From: Metastatic recurrence in colorectal cancer arises from residual EMP1+ cells
a, Emp1-iCasp9-tdTomato and Lgr5-EGFP alleles introduced in AKTP MTOs. Confocal imaging of TOM, EGFP and E-CADHERIN immunostaining in edited MTOs. Single z-plane. Scale bar, 10 µm. b, Relative mRNA expression of indicated marker genes in EGFP-high/TOM-low and EGFP-low/TOM-high sorted cells dissociated from subcutaneous AKTP Emp1-iCT Lgr5-EGFP tumours. Two-sided t-test after normalizing by PPIA. Mean +/− SD. n = 3 technical replicates. c, Immunostaining of TOM, EGFP and E-CADHERIN in Emp1-iCT Lgr5-EGFP primary tumours 4 weeks post-implantation of MTOs in the caecum. Dashed lines encompass tumour buds. Scale bar, 250 µm. d, Scatter plot showing normalized Emp1-TOM intensity versus normalized Lgr5-EGFP intensity in 855,330 cells from 18 different primary tumours. Note the absence of double positive cells (TOM and EGFP high). e, Representative immunofluorescence staining of TOM, EGFP and E-CADHERIN in liver metastases of increasing size (micro, small, medium) generated from the mouse CRC relapse model.

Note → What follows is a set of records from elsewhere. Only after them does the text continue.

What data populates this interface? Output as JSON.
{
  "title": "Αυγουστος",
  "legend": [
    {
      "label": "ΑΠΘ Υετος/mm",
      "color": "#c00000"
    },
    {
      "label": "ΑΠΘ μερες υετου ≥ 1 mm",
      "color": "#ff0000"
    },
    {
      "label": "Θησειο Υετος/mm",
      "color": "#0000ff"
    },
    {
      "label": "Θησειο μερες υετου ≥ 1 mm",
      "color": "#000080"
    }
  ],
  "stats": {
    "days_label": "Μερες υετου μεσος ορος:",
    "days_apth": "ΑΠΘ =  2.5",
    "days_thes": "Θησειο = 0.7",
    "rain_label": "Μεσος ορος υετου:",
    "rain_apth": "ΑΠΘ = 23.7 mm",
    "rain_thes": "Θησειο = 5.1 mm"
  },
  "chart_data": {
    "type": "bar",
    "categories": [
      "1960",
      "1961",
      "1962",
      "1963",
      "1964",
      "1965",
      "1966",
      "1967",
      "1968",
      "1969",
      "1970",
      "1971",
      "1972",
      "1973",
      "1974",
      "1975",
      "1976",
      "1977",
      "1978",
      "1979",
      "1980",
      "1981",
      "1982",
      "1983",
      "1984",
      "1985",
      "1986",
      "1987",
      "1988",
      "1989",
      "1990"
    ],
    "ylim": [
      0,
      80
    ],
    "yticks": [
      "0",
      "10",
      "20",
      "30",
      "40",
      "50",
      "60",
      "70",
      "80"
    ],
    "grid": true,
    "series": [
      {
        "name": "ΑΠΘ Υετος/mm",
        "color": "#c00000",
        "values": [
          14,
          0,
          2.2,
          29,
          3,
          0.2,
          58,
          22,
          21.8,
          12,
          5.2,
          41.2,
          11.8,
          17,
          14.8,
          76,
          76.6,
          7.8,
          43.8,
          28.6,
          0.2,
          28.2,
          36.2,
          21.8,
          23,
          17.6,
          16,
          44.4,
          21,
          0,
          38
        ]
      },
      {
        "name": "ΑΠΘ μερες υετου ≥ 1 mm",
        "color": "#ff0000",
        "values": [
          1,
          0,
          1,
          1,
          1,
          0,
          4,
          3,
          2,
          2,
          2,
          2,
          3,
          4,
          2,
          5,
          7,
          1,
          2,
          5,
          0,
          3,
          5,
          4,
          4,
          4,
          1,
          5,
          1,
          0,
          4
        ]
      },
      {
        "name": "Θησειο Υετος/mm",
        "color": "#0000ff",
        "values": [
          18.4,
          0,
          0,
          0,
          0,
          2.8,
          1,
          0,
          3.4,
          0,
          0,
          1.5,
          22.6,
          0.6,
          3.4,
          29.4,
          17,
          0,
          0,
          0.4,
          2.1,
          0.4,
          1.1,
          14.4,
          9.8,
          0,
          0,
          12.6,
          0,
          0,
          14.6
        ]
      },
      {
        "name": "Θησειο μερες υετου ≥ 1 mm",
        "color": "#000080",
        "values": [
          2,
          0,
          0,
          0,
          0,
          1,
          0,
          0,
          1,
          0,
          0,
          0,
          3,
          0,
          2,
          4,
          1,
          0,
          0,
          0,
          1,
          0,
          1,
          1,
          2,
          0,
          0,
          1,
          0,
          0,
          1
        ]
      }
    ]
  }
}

Scale bars, 25 µm (micro) 100 µm (small) 250 µm (medium). f, Scatter plot showing TOM intensity versus EGFP intensity in 318,276 cells from 137 different liver metastases. Note the absence of double positive cells (TOM and EGFP high). g-p, Examples of dual EMP1 and LGR5 mRNA ISH combined with E-CADHERIN immunofluorescence on human primary CRC tissue sections demonstrating a mutually exclusive pattern of expression of EMP1 and LGR5. Note that EMP1 expression is elevated in invasion fronts and tumour cell buds (white arrows). Scale bars, 500 µm (l, p) 250 µm (g, h, i, j, m, n, o) 50 µm (H’, k).